Angka Stunting Menurun, Pemkab Lombok Timur Terima Predikat “Agung”

oleh -94 views
oleh
stunting
Pemerintah Kabupaten Lombok Timur menerima penghargaan dari SEAMEO RECFON

LOMBOKSATU.com – Pemerintah Kabupaten Lombok Timur menerima penghargaan sebagai satu dari empat Kabupaten di Indonesia yang berhasil mencapai penurunan stunting 2% per-tahun. Untuk itu Lombok Timur meraih predikat tertinggi yaitu “Agung” dari SEAMEO RECFON.

Penghargaan diterima Bupati pada acara Apresiasi Satuan Pendidikan dan Mitra Unggulan SEAMEO RECFON 2025: Capaian Program NGTS & ECCNE Wujudkan Gizi Optimal bagi Sumber Daya Manusia Berkualitas yang berlangsung Rabu (24/09/2025) di Jakarta.

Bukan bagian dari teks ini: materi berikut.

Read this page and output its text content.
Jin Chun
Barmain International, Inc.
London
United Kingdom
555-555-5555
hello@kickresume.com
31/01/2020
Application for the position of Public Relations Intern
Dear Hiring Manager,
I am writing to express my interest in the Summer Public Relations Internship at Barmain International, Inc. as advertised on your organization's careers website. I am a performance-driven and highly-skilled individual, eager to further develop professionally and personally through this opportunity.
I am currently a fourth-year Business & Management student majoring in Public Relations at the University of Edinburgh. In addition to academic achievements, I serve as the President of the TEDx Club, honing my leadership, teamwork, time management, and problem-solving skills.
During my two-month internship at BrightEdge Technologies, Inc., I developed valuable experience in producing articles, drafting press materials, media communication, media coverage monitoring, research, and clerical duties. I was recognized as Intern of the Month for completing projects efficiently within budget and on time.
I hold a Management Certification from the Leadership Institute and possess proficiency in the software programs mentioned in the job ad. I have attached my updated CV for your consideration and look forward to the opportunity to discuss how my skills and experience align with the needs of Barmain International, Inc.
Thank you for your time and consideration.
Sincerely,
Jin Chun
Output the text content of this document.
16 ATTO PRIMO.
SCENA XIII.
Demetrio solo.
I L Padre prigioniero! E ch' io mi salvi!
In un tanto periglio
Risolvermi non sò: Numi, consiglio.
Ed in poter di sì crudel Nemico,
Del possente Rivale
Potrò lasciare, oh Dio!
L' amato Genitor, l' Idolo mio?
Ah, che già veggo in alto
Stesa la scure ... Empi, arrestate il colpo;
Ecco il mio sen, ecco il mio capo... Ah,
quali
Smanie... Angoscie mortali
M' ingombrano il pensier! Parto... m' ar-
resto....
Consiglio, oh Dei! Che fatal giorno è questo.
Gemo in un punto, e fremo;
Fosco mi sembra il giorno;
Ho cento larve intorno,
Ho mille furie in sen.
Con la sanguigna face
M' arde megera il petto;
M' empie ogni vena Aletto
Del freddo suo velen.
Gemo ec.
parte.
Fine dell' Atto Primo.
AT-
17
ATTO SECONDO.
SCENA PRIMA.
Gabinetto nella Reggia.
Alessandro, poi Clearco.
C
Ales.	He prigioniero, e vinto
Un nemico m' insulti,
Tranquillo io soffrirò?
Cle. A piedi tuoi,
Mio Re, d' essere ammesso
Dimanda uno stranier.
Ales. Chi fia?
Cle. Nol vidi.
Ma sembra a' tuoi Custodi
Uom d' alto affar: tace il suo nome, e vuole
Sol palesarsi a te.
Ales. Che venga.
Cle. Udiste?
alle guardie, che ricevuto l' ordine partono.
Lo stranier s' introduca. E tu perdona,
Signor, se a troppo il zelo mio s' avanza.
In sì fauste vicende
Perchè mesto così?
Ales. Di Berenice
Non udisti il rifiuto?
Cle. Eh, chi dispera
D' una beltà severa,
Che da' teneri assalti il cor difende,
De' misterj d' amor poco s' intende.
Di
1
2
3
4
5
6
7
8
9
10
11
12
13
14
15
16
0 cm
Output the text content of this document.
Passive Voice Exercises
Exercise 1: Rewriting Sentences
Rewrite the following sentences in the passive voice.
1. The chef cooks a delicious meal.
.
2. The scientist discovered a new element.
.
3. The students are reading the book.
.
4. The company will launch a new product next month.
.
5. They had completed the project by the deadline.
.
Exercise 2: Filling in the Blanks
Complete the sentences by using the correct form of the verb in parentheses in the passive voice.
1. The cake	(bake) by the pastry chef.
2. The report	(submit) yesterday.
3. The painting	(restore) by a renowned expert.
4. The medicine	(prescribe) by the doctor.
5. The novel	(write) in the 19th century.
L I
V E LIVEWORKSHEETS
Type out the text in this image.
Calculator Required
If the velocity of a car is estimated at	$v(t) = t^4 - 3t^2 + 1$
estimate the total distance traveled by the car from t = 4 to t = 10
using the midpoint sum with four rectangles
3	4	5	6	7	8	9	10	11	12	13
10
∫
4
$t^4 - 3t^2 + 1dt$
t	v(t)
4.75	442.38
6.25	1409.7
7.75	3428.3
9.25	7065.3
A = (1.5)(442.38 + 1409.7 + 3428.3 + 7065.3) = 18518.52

Penghargaan ini sebagai bentuk apresiasi atas komitmen dan dukungan Pemda Lombok Timur  dalam pelaksanaan Program Anakku Sehat dan Cerdas (Early Childhood Care, Nutrition, and Education/ECCNE) sebagai program kerja sama yang menguatkan pelaksanaan Program Pendidikan Anak Usia Dini Holistik Integratif (PAUD-HI) di Kabupaten Lombok Timur hingga saat ini.

Sekretaris Jendral Kementerian Pendidikan Dasar dan Menengah RI Suharti pada kesempatan tersebut mengingatkan semakin kompleksnya tantangan permasalah gizi anak dan remaja di Indonesia. Karena itu satuan pendidikan berada dalam posisi penting guna membentuk kebiasaan makan yang sehat dan berkelanjutan.

Menurutnya satuan pendidikan penting memberikan pendidikan, tidak hanya kognitif melainkan juga menyangkut tumbuh kembang anak secara  utuh. Oleh karena itu ia percaya intervensi gizi dan kesehatan dapat dilakukan secara efektif melalui pendidikan.

Sekjen juga mengajak seluruh pihak untuk terus bekerja bersama membangun ekosistem pendidikan yang sehat dan berkelanjutan demi terwujudnya generasi yang sehat, cerdas, dan berkarakter.

Prevalensi stunting Lombok Timur berdasarkan data survei kesehatan gizi nasional tahun 2018 mencapai 43,25 dan tahun 2024 turun sampai di angka 33.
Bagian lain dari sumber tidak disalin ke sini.